The good news, confirmed by a study in the Journal of the American Geriatrics Society, is that nurse practitioners can markedly improve the quality of care for older patients.
This article in The New York Times‘s health section “The New Old Age” reports on a recent study revealing that nurse practitioners can, in many cases, dramatically improve the quality of patient care.
Researchers from UCLA examined medical visits involving four common conditions among older patients: urinary incontinence, falls, depression and dementia:
When it came to treating depression, patients seeing a doctor and a nurse practitioner received about the same care as those treated by doctors alone. In both groups, patients received 60 percent to 63 percent of recommended care.
But when patients showed up with one of the other three conditions, the addition of nurse practitioners meant much higher scores. Patients who saw a nurse practitioner along with a doctor received 80 percent of the recommended assessments and treatments for falls (compared with 34 percent for those who only saw a doctor), 59 percent for dementia (versus 38 percent) and 66 percent for incontinence (versus a particularly dismal 19 percent).

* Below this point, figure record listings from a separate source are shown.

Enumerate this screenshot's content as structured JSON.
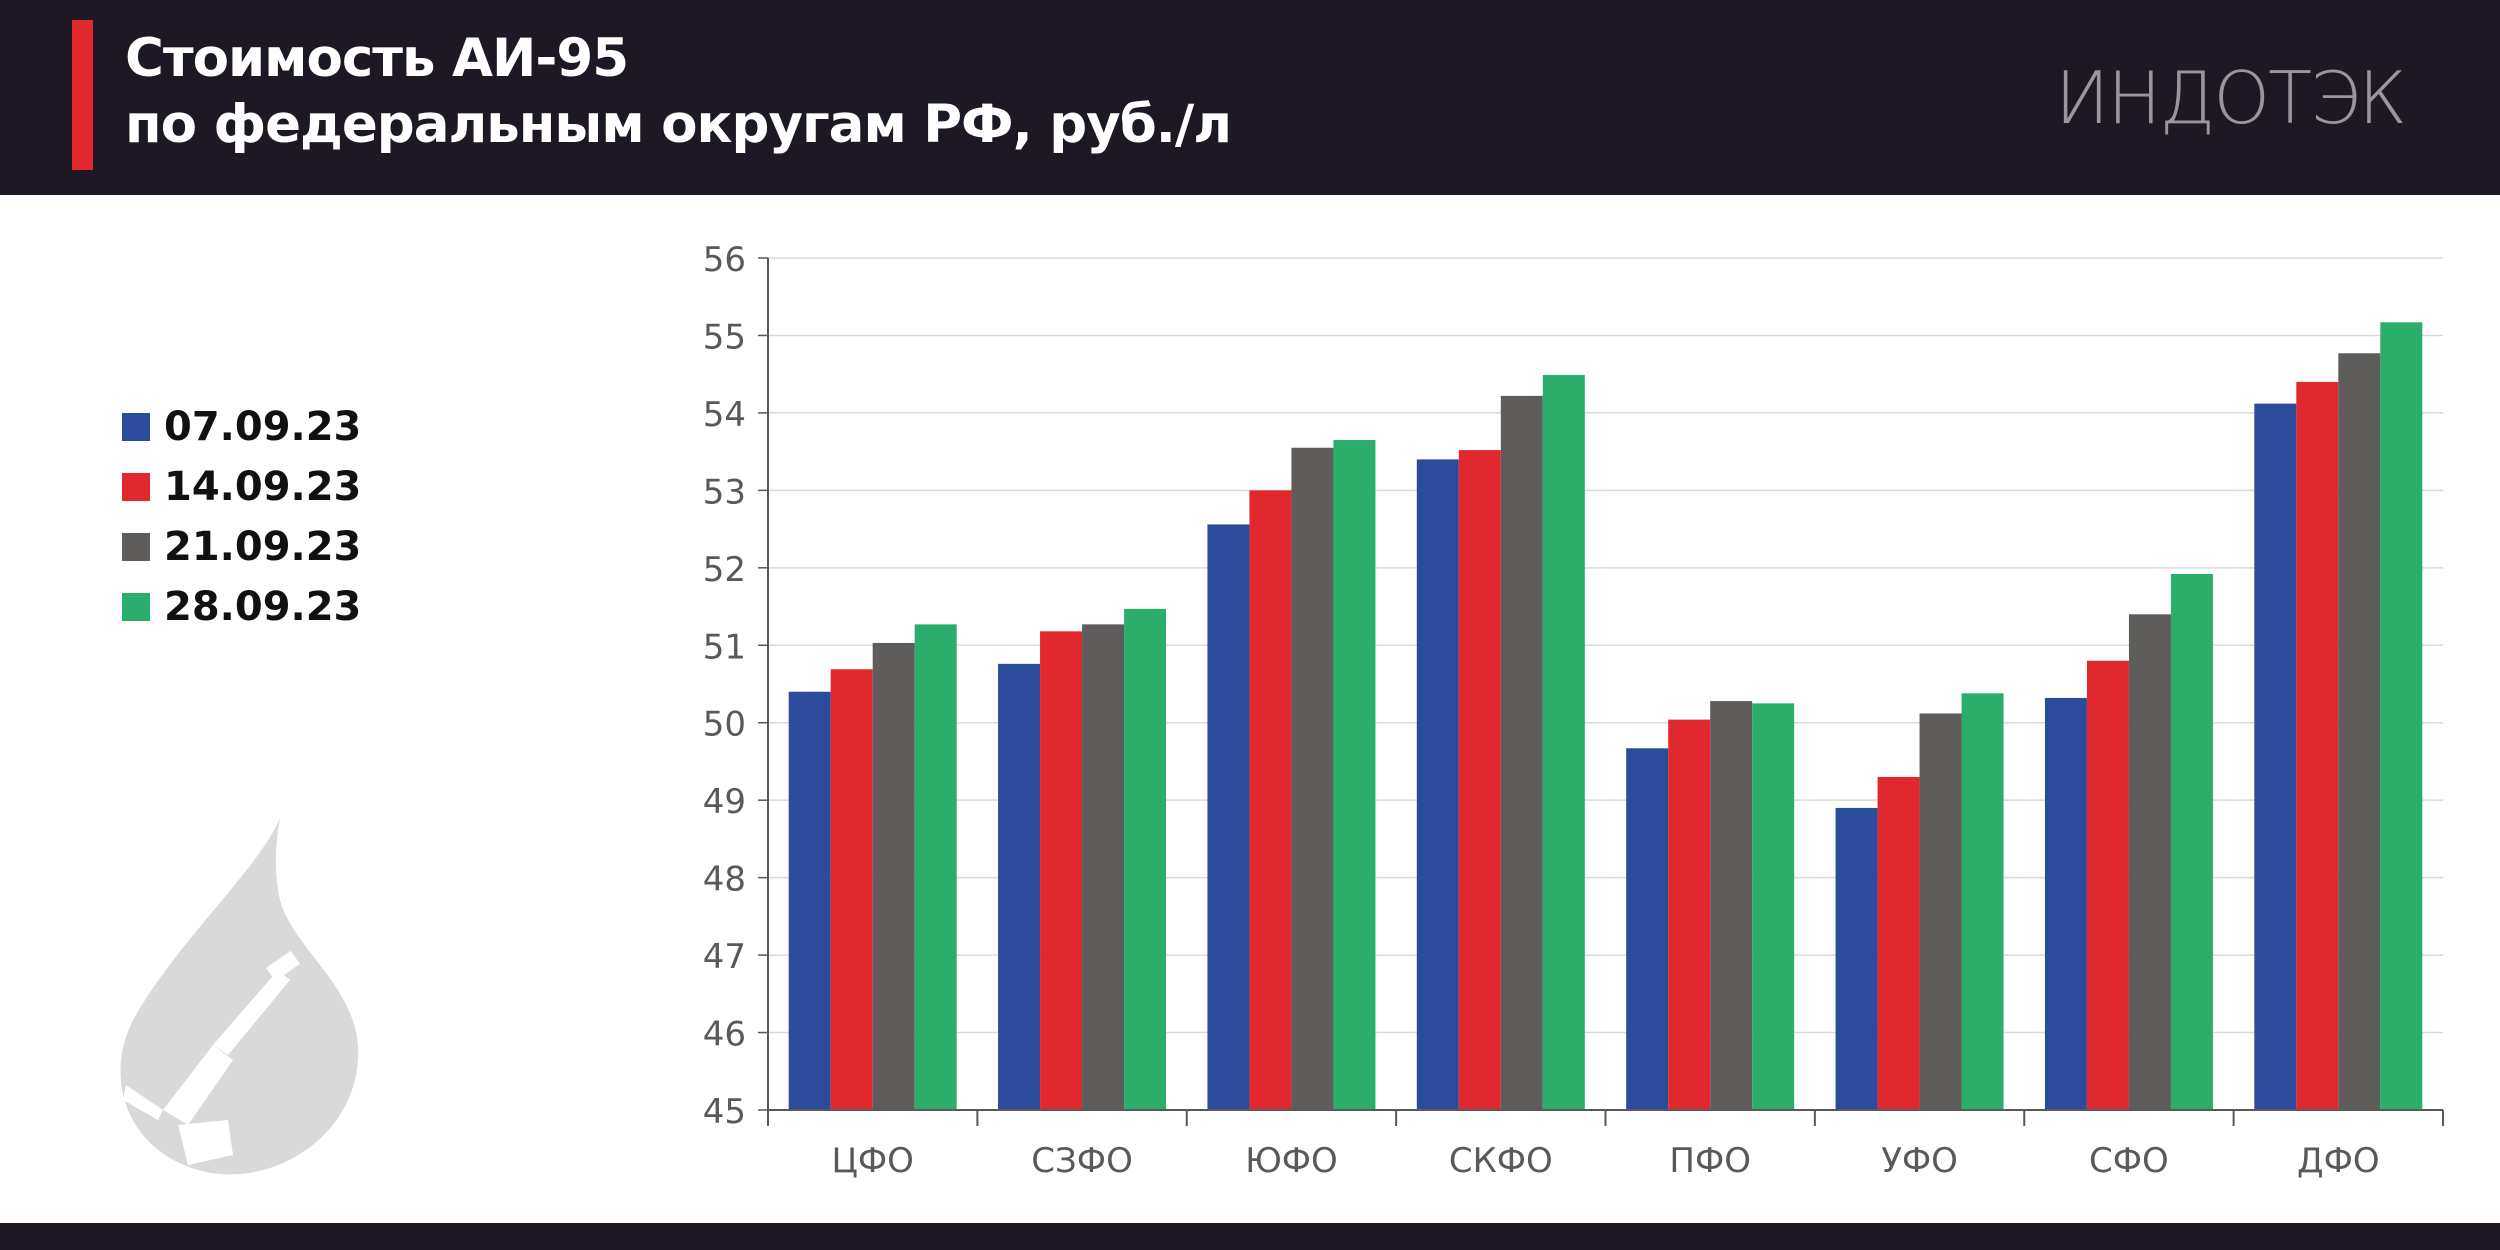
{
  "header": {
    "title_line1": "Стоимость АИ-95",
    "title_line2": "по федеральным округам РФ, руб./л",
    "logo_text": "ИНДОТЭК"
  },
  "colors": {
    "header_bg": "#1d1824",
    "accent": "#e1282f"
  },
  "icons": [
    "fuel-drop-icon"
  ],
  "chart_data": {
    "type": "bar",
    "title": "Стоимость АИ-95 по федеральным округам РФ, руб./л",
    "categories": [
      "ЦФО",
      "СЗФО",
      "ЮФО",
      "СКФО",
      "ПФО",
      "УФО",
      "СФО",
      "ДФО"
    ],
    "series": [
      {
        "name": "07.09.23",
        "color": "#2d4b9b",
        "values": [
          50.4,
          50.76,
          52.56,
          53.4,
          49.67,
          48.9,
          50.32,
          54.12
        ]
      },
      {
        "name": "14.09.23",
        "color": "#e1282f",
        "values": [
          50.69,
          51.18,
          53.0,
          53.52,
          50.04,
          49.3,
          50.8,
          54.4
        ]
      },
      {
        "name": "21.09.23",
        "color": "#5f5c5c",
        "values": [
          51.03,
          51.27,
          53.55,
          54.22,
          50.28,
          50.12,
          51.4,
          54.77
        ]
      },
      {
        "name": "28.09.23",
        "color": "#2bad6b",
        "values": [
          51.27,
          51.47,
          53.65,
          54.49,
          50.25,
          50.38,
          51.92,
          55.17
        ]
      }
    ],
    "ylim": [
      45,
      56
    ],
    "yticks": [
      45,
      46,
      47,
      48,
      49,
      50,
      51,
      52,
      53,
      54,
      55,
      56
    ],
    "grid": true,
    "legend": "left"
  }
}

Dr. David Reuben, director of geriatrics at the University of California, Los Angeles and lead author of the study, explains the benefits of a team approach to medical management that uses both doctors and nurse practitioners:
“There are certain things doctors do well, certain things they don’t do well, certain things nurse practitioners do better,” he said. He added that he sympathized with primary care doctors working with elderly patients who have many chronic conditions: “The job is too big. It’s too complicated. There’s too much to do.”